In a public appearance last week, Republican president candidate Mitt Romney expressed support for PBS, but also support for completely overhauling the way that PBS stays afloat.
“I like PBS. We subsidize PBS. Look, I’m going to stop that. I’m going to say, ‘PBS is going to have to have advertisements,'” Romney told Iowa voters, according to ABC. “We’re not going to kill Big Bird, but Big Bird’s going to have to have advertisements, all right?”
This, of course, would be a total upheaval of the way that PBS does business.
Speaking with reporters on Wednesday (January 4), the first morning of the Television Critics Association press tour, PBS President & CEO Paula Kerger offered her somewhat partisan take on Romney’s plan.
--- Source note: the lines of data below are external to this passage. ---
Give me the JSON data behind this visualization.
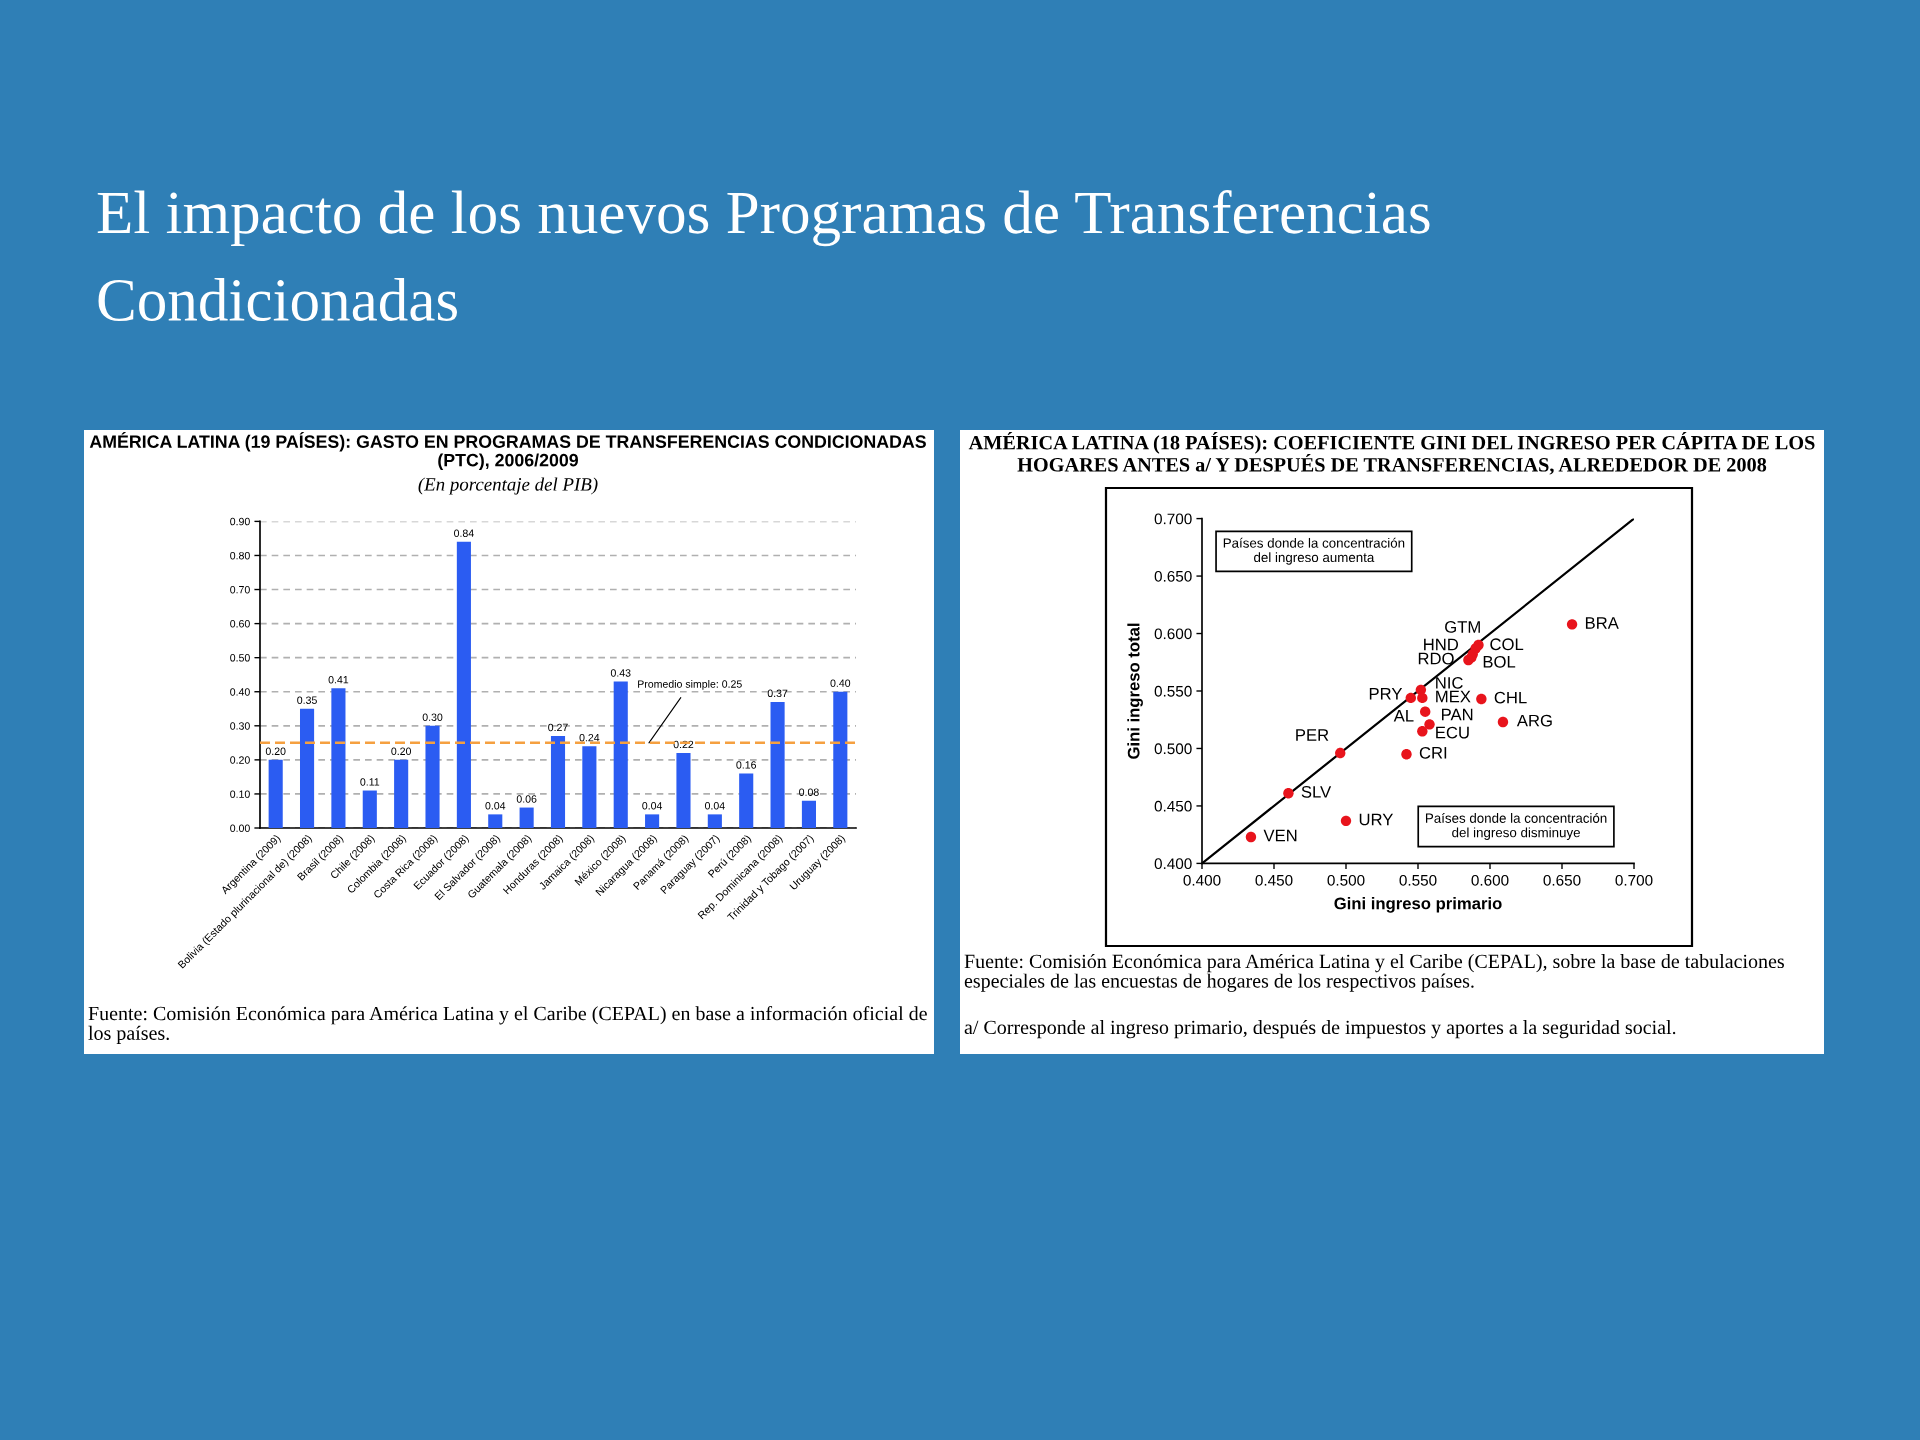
{
  "chart_data": [
    {
      "type": "bar",
      "title": "AMÉRICA LATINA (19 PAÍSES): GASTO EN PROGRAMAS DE TRANSFERENCIAS CONDICIONADAS (PTC), 2006/2009",
      "subtitle": "(En porcentaje del PIB)",
      "categories": [
        "Argentina (2009)",
        "Bolivia (Estado plurinacional de) (2008)",
        "Brasil (2008)",
        "Chile (2008)",
        "Colombia (2008)",
        "Costa Rica (2008)",
        "Ecuador (2008)",
        "El Salvador (2008)",
        "Guatemala (2008)",
        "Honduras (2008)",
        "Jamaica (2008)",
        "México (2008)",
        "Nicaragua (2008)",
        "Panamá (2008)",
        "Paraguay (2007)",
        "Perú (2008)",
        "Rep. Dominicana (2008)",
        "Trinidad y Tobago (2007)",
        "Uruguay (2008)"
      ],
      "values": [
        0.2,
        0.35,
        0.41,
        0.11,
        0.2,
        0.3,
        0.84,
        0.04,
        0.06,
        0.27,
        0.24,
        0.43,
        0.04,
        0.22,
        0.04,
        0.16,
        0.37,
        0.08,
        0.4
      ],
      "value_labels": [
        "0.20",
        "0.35",
        "0.41",
        "0.11",
        "0.20",
        "0.30",
        "0.84",
        "0.04",
        "0.06",
        "0.27",
        "0.24",
        "0.43",
        "0.04",
        "0.22",
        "0.04",
        "0.16",
        "0.37",
        "0.08",
        "0.40"
      ],
      "color": "#2b5cf2",
      "ylim": [
        0,
        0.9
      ],
      "yticks": [
        {
          "value": 0,
          "label": "0.00"
        },
        {
          "value": 0.1,
          "label": "0.10"
        },
        {
          "value": 0.2,
          "label": "0.20"
        },
        {
          "value": 0.3,
          "label": "0.30"
        },
        {
          "value": 0.4,
          "label": "0.40"
        },
        {
          "value": 0.5,
          "label": "0.50"
        },
        {
          "value": 0.6,
          "label": "0.60"
        },
        {
          "value": 0.7,
          "label": "0.70"
        },
        {
          "value": 0.8,
          "label": "0.80"
        },
        {
          "value": 0.9,
          "label": "0.90"
        }
      ],
      "grid": "y",
      "ref_lines": [
        {
          "axis": "y",
          "value": 0.25,
          "label": "Promedio simple: 0.25",
          "color": "#f5a040",
          "line_style": "dashed"
        }
      ],
      "annotations": [
        "El impacto de los nuevos Programas de Transferencias Condicionadas",
        "Fuente: Comisión Económica para América Latina y el Caribe (CEPAL) en base a información oficial de los países."
      ]
    },
    {
      "type": "scatter",
      "title": "AMÉRICA LATINA (18 PAÍSES): COEFICIENTE GINI DEL INGRESO PER CÁPITA DE LOS HOGARES ANTES a/ Y DESPUÉS DE TRANSFERENCIAS, ALREDEDOR DE 2008",
      "xlabel": "Gini ingreso primario",
      "ylabel": "Gini ingreso total",
      "xlim": [
        0.4,
        0.7
      ],
      "ylim": [
        0.4,
        0.7
      ],
      "xticks": [
        {
          "value": 0.4,
          "label": "0.400"
        },
        {
          "value": 0.45,
          "label": "0.450"
        },
        {
          "value": 0.5,
          "label": "0.500"
        },
        {
          "value": 0.55,
          "label": "0.550"
        },
        {
          "value": 0.6,
          "label": "0.600"
        },
        {
          "value": 0.65,
          "label": "0.650"
        },
        {
          "value": 0.7,
          "label": "0.700"
        }
      ],
      "yticks": [
        {
          "value": 0.4,
          "label": "0.400"
        },
        {
          "value": 0.45,
          "label": "0.450"
        },
        {
          "value": 0.5,
          "label": "0.500"
        },
        {
          "value": 0.55,
          "label": "0.550"
        },
        {
          "value": 0.6,
          "label": "0.600"
        },
        {
          "value": 0.65,
          "label": "0.650"
        },
        {
          "value": 0.7,
          "label": "0.700"
        }
      ],
      "series": [
        {
          "type": "scatter",
          "color": "#e8141c",
          "marker": "circle",
          "x": [
            0.657,
            0.592,
            0.59,
            0.588,
            0.587,
            0.585,
            0.552,
            0.545,
            0.553,
            0.594,
            0.555,
            0.558,
            0.609,
            0.496,
            0.553,
            0.542,
            0.46,
            0.5,
            0.434
          ],
          "values": [
            0.608,
            0.59,
            0.587,
            0.582,
            0.579,
            0.577,
            0.551,
            0.544,
            0.544,
            0.543,
            0.532,
            0.521,
            0.523,
            0.496,
            0.515,
            0.495,
            0.461,
            0.437,
            0.423
          ]
        },
        {
          "type": "line",
          "color": "#000000",
          "marker": "none",
          "x": [
            0.4,
            0.7
          ],
          "values": [
            0.4,
            0.7
          ]
        }
      ],
      "annotations": [
        {
          "text": "BRA",
          "x": 0.657,
          "y": 0.608
        },
        {
          "text": "GTM",
          "x": 0.592,
          "y": 0.59
        },
        {
          "text": "COL",
          "x": 0.59,
          "y": 0.587
        },
        {
          "text": "HND",
          "x": 0.588,
          "y": 0.582
        },
        {
          "text": "BOL",
          "x": 0.587,
          "y": 0.579
        },
        {
          "text": "RDO",
          "x": 0.585,
          "y": 0.577
        },
        {
          "text": "NIC",
          "x": 0.552,
          "y": 0.551
        },
        {
          "text": "PRY",
          "x": 0.545,
          "y": 0.544
        },
        {
          "text": "MEX",
          "x": 0.553,
          "y": 0.544
        },
        {
          "text": "CHL",
          "x": 0.594,
          "y": 0.543
        },
        {
          "text": "AL",
          "x": 0.555,
          "y": 0.532
        },
        {
          "text": "PAN",
          "x": 0.558,
          "y": 0.521
        },
        {
          "text": "ARG",
          "x": 0.609,
          "y": 0.523
        },
        {
          "text": "PER",
          "x": 0.496,
          "y": 0.496
        },
        {
          "text": "ECU",
          "x": 0.553,
          "y": 0.515
        },
        {
          "text": "CRI",
          "x": 0.542,
          "y": 0.495
        },
        {
          "text": "SLV",
          "x": 0.46,
          "y": 0.461
        },
        {
          "text": "URY",
          "x": 0.5,
          "y": 0.437
        },
        {
          "text": "VEN",
          "x": 0.434,
          "y": 0.423
        },
        "Países donde la concentración del ingreso aumenta",
        "Países donde la concentración del ingreso disminuye",
        "Fuente: Comisión Económica para América Latina y el Caribe (CEPAL), sobre la base de tabulaciones especiales de las encuestas de hogares de los respectivos países.",
        "a/ Corresponde al ingreso primario, después de impuestos y aportes a la seguridad social."
      ]
    }
  ]
}
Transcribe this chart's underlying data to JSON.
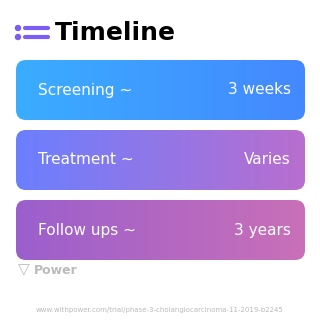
{
  "title": "Timeline",
  "title_icon_color": "#7B5CF5",
  "background_color": "#ffffff",
  "rows": [
    {
      "label": "Screening ~",
      "value": "3 weeks",
      "gradient_left": "#3AADFF",
      "gradient_right": "#4488FF"
    },
    {
      "label": "Treatment ~",
      "value": "Varies",
      "gradient_left": "#6B7FFF",
      "gradient_right": "#B96ECE"
    },
    {
      "label": "Follow ups ~",
      "value": "3 years",
      "gradient_left": "#9B5FCC",
      "gradient_right": "#C970B8"
    }
  ],
  "row_text_color": "#ffffff",
  "footer_text": "Power",
  "footer_url": "www.withpower.com/trial/phase-3-cholangiocarcinoma-11-2019-b2245",
  "footer_color": "#bbbbbb",
  "title_fontsize": 18,
  "row_fontsize": 11,
  "footer_fontsize": 9,
  "url_fontsize": 5
}
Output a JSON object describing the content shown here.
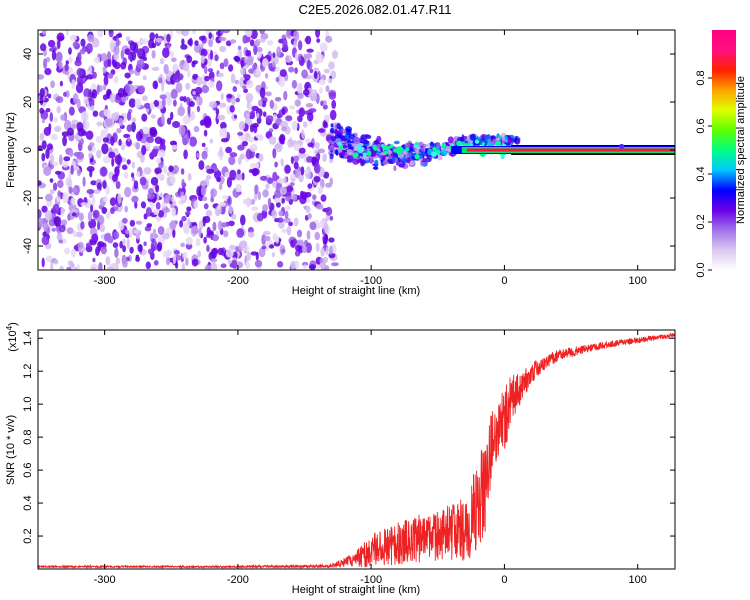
{
  "title": "C2E5.2026.082.01.47.R11",
  "chart_data": [
    {
      "type": "heatmap",
      "name": "spectrogram",
      "xlabel": "Height of straight line (km)",
      "ylabel": "Frequency (Hz)",
      "xlim": [
        -350,
        128
      ],
      "ylim": [
        -50,
        50
      ],
      "xticks": [
        -300,
        -200,
        -100,
        0,
        100
      ],
      "yticks": [
        -40,
        -20,
        0,
        20,
        40
      ],
      "xtick_labels": [
        "-300",
        "-200",
        "-100",
        "0",
        "100"
      ],
      "ytick_labels": [
        "-40",
        "-20",
        "0",
        "20",
        "40"
      ],
      "noise_region_x": [
        -350,
        -127
      ],
      "scatter_region_x": [
        -130,
        10
      ],
      "tone_region_x": [
        -40,
        128
      ],
      "tone_frequency": 0,
      "colorbar": {
        "label": "Normalized spectral amplitude",
        "range": [
          0,
          1
        ],
        "ticks": [
          0.0,
          0.2,
          0.4,
          0.6,
          0.8
        ],
        "tick_labels": [
          "0.0",
          "0.2",
          "0.4",
          "0.6",
          "0.8"
        ],
        "colors": [
          "#ffffff",
          "#dcc8f0",
          "#a070e8",
          "#6a00e8",
          "#0000ff",
          "#00c8ff",
          "#00ff80",
          "#60ff00",
          "#e0ff00",
          "#ffa000",
          "#ff2000",
          "#ff1080",
          "#ff0080"
        ]
      }
    },
    {
      "type": "line",
      "name": "snr",
      "xlabel": "Height of straight line (km)",
      "ylabel": "SNR (10 * v/v)",
      "multiplier_label": "(x10",
      "multiplier_exponent": "4",
      "multiplier_close": ")",
      "xlim": [
        -350,
        128
      ],
      "ylim": [
        0,
        14500
      ],
      "xticks": [
        -300,
        -200,
        -100,
        0,
        100
      ],
      "yticks": [
        2000,
        4000,
        6000,
        8000,
        10000,
        12000,
        14000
      ],
      "xtick_labels": [
        "-300",
        "-200",
        "-100",
        "0",
        "100"
      ],
      "ytick_labels": [
        "0.2",
        "0.4",
        "0.6",
        "0.8",
        "1.0",
        "1.2",
        "1.4"
      ],
      "color": "#ee2222",
      "envelope_x": [
        -350,
        -200,
        -130,
        -115,
        -100,
        -80,
        -60,
        -40,
        -30,
        -25,
        -20,
        -15,
        -10,
        -5,
        0,
        5,
        10,
        15,
        20,
        30,
        40,
        60,
        80,
        100,
        115,
        128
      ],
      "envelope_y": [
        150,
        150,
        200,
        600,
        1300,
        1800,
        2200,
        2600,
        2800,
        3500,
        4000,
        5500,
        8000,
        9000,
        9500,
        10500,
        11000,
        11500,
        12000,
        12600,
        13000,
        13400,
        13700,
        13900,
        14100,
        14200
      ],
      "noise_amplitude": [
        50,
        50,
        100,
        400,
        1000,
        1300,
        1500,
        1700,
        2000,
        2600,
        3000,
        3000,
        2500,
        2200,
        2000,
        1600,
        1200,
        900,
        600,
        450,
        350,
        250,
        200,
        180,
        150,
        150
      ]
    }
  ]
}
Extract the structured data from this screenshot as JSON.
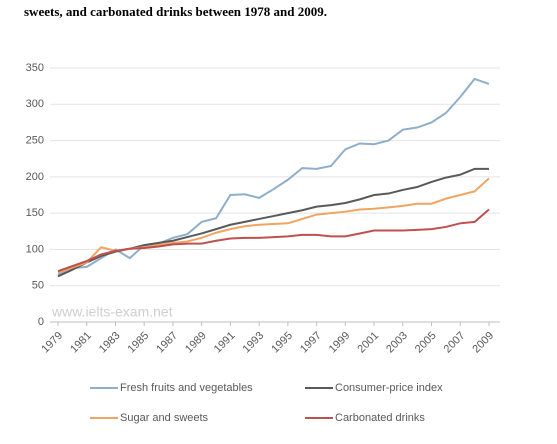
{
  "chart_data": {
    "type": "line",
    "title": "sweets, and carbonated drinks between 1978 and 2009.",
    "watermark": "www.ielts-exam.net",
    "x": [
      1979,
      1980,
      1981,
      1982,
      1983,
      1984,
      1985,
      1986,
      1987,
      1988,
      1989,
      1990,
      1991,
      1992,
      1993,
      1994,
      1995,
      1996,
      1997,
      1998,
      1999,
      2000,
      2001,
      2002,
      2003,
      2004,
      2005,
      2006,
      2007,
      2008,
      2009
    ],
    "xlim": [
      1979,
      2009
    ],
    "xticks": [
      1979,
      1981,
      1983,
      1985,
      1987,
      1989,
      1991,
      1993,
      1995,
      1997,
      1999,
      2001,
      2003,
      2005,
      2007,
      2009
    ],
    "ylim": [
      0,
      350
    ],
    "yticks": [
      0,
      50,
      100,
      150,
      200,
      250,
      300,
      350
    ],
    "grid": true,
    "legend": "bottom",
    "series": [
      {
        "name": "Fresh fruits and vegetables",
        "color": "#8eaecb",
        "values": [
          65,
          74,
          76,
          88,
          100,
          88,
          106,
          108,
          116,
          121,
          138,
          143,
          175,
          176,
          171,
          183,
          196,
          212,
          211,
          215,
          238,
          246,
          245,
          250,
          265,
          268,
          275,
          288,
          310,
          335,
          328
        ]
      },
      {
        "name": "Consumer-price index",
        "color": "#595959",
        "values": [
          63,
          72,
          82,
          91,
          97,
          101,
          106,
          109,
          112,
          117,
          122,
          128,
          134,
          138,
          142,
          146,
          150,
          154,
          159,
          161,
          164,
          169,
          175,
          177,
          182,
          186,
          193,
          199,
          203,
          211,
          211
        ]
      },
      {
        "name": "Sugar and sweets",
        "color": "#f0a462",
        "values": [
          68,
          75,
          82,
          103,
          98,
          101,
          103,
          106,
          109,
          111,
          116,
          123,
          128,
          132,
          134,
          135,
          136,
          142,
          148,
          150,
          152,
          155,
          156,
          158,
          160,
          163,
          163,
          170,
          175,
          180,
          198
        ]
      },
      {
        "name": "Carbonated drinks",
        "color": "#c0504d",
        "values": [
          70,
          77,
          84,
          93,
          98,
          101,
          102,
          104,
          107,
          108,
          108,
          112,
          115,
          116,
          116,
          117,
          118,
          120,
          120,
          118,
          118,
          122,
          126,
          126,
          126,
          127,
          128,
          131,
          136,
          138,
          155
        ]
      }
    ]
  }
}
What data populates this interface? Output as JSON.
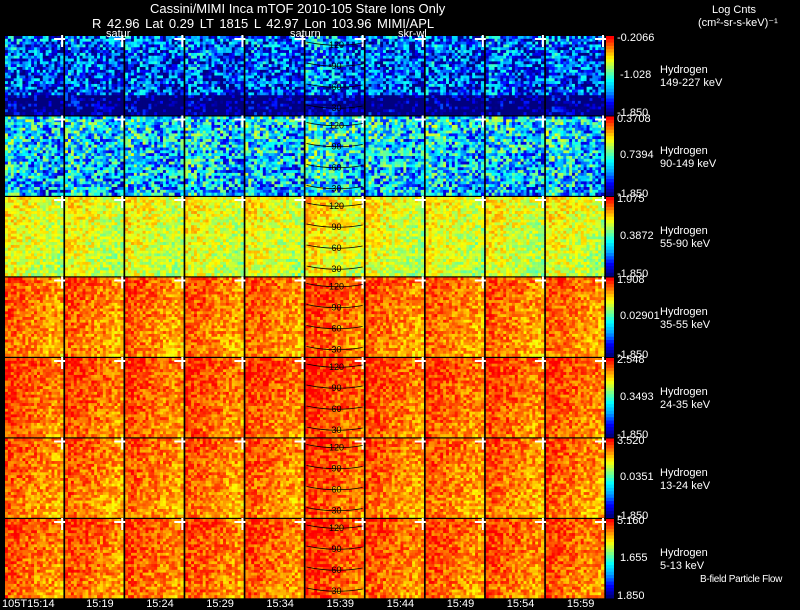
{
  "header": {
    "title": "Cassini/MIMI Inca mTOF  2010-105   Stare   Ions Only",
    "subtitle": "R      42.96 Lat 0.29 LT 1815 L       42.97 Lon       103.96  MIMI/APL",
    "marker_labels": [
      "satur",
      "saturn",
      "skr-wl"
    ],
    "unit_line1": "Log Cnts",
    "unit_line2": "(cm²-sr-s-keV)⁻¹"
  },
  "footer": {
    "bfield_label": "B-field Particle Flow"
  },
  "chart_data": {
    "type": "heatmap",
    "title": "Cassini/MIMI Inca mTOF  2010-105   Stare   Ions Only",
    "x_ticks": [
      "105T15:14",
      "15:19",
      "15:24",
      "15:29",
      "15:34",
      "15:39",
      "15:44",
      "15:49",
      "15:54",
      "15:59"
    ],
    "pitch_angle_ticks": [
      "120",
      "90",
      "60",
      "30"
    ],
    "colorscale": [
      "#000080",
      "#0000ff",
      "#00a0ff",
      "#00ffff",
      "#80ff80",
      "#ffff00",
      "#ff8000",
      "#ff0000"
    ],
    "rows": [
      {
        "species": "Hydrogen",
        "energy": "149-227 keV",
        "cbar_max": "-0.2066",
        "cbar_mid": "-1.028",
        "cbar_min": "-1.850",
        "level": 0.18
      },
      {
        "species": "Hydrogen",
        "energy": "90-149 keV",
        "cbar_max": "0.3708",
        "cbar_mid": "0.7394",
        "cbar_min": "-1.850",
        "level": 0.35
      },
      {
        "species": "Hydrogen",
        "energy": "55-90 keV",
        "cbar_max": "1.075",
        "cbar_mid": "0.3872",
        "cbar_min": "-1.850",
        "level": 0.66
      },
      {
        "species": "Hydrogen",
        "energy": "35-55 keV",
        "cbar_max": "1.908",
        "cbar_mid": "0.02901",
        "cbar_min": "-1.850",
        "level": 0.84
      },
      {
        "species": "Hydrogen",
        "energy": "24-35 keV",
        "cbar_max": "2.548",
        "cbar_mid": "0.3493",
        "cbar_min": "-1.850",
        "level": 0.87
      },
      {
        "species": "Hydrogen",
        "energy": "13-24 keV",
        "cbar_max": "3.520",
        "cbar_mid": "0.0351",
        "cbar_min": "-1.850",
        "level": 0.84
      },
      {
        "species": "Hydrogen",
        "energy": "5-13 keV",
        "cbar_max": "5.160",
        "cbar_mid": "1.655",
        "cbar_min": "1.850",
        "level": 0.86
      }
    ]
  }
}
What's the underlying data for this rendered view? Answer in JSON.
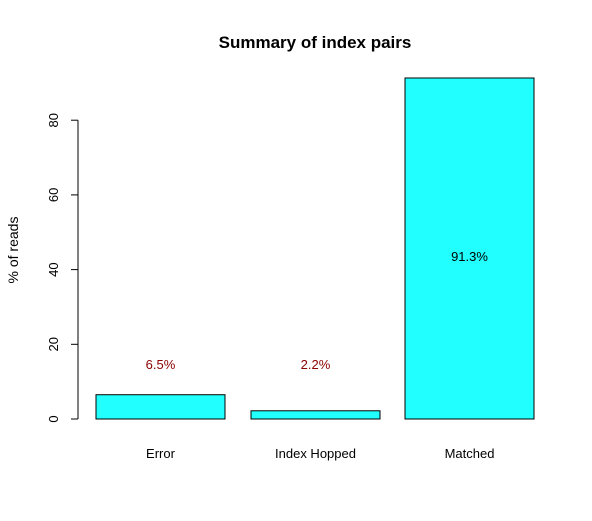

“Well, I’m glad that he said that he liked public broadcasting,” Kerger began.
Kerger continues, “I know that this is a period in our country’s history where, as a nation, we do have to make tough decisions, but I also will tell you that in as we were as when we were founded we have always been an effective public private partnership of federal money, which makes up 15 percent of our funding. And, now, that’s an aggregate number. The funding that comes to the Corporation for Public Broadcasting goes largely to stations. And for some of our stations, it represents 10 percent of their budget, but in a number of stations, particularly in rural parts of the country, it could be as much as 40 or 50 percent of their budget. And that money could not be made up. We try to leverage it very carefully. The federal investment in public broadcasting amounts to about $1.35 a person a year. I used to say that would be the price of a cup of coffee but most places it’s not. And I think that what we hope to do and will continue to do over the next months is to make it clear to our elected officials that we have broad support by the American public.”
This was a key point for Kerger, who said that politicians on both sides of the aisle listen to their constituents and that she’s confident that PBS has the support of the voters.
Kerger cautioned that were PBS to shift to even a partially ad-supported model, it would inevitably impact programming decisions, which she strongly implied would not behoove future fans of public broadcasting.
“I’m not in the same business as anyone else that will stand on this stage,” said Kerger of the parade of network presidents who will be addressing the TCA over the next two weeks. “And if your bottom line is what is driving your business decisions, if your stockholders are on Wall Street, not on Main Street, you are going to make different decisions. That’s all. And, for me, the best, most recent example is the different turn that the History Channel has taken. Many people on Capitol Hill would occasionally say, ‘Well, you know, there are cable operations like History. Maybe could learn from them in terms of bringing in revenue.’ But, you know, they found that the way to survive was to create a very different type of programming. And programming like ‘Pawn Stars’ and ‘American Pickers’ is not the same as ‘American Experience’ and Ken Burns. So I’m hopeful that we will be successful in making our case.”
Romney, who won a commanding eight-vote victory at Tuesday’s Iowa caucuses, is hardly the only Republican candidate who would have PBS in his crosshairs were he to win the nomination and the election in November.
The former Massachusetts senator’s closest Iowa rival, Rick Santorum, was a tepid supporter of the NEA in his early years, but he’s also advocated cutting the Corporation for Public Broadcasting, warning that “the ‘Sesame Street’ lobby” made such attempts difficult.
As a Congressman, Ron Paul spoke in favor of removing the National Endowment for the Arts, National Endowment for the Humanities and the Corporation for Public Broadcasting from the federal budget.
Newt Gingrich and Rick Perry, among other variably viable candidates, have also taken aim at CPB, with Gingrich famously calling public broadcasting “a sandbox for the rich” back in 1995.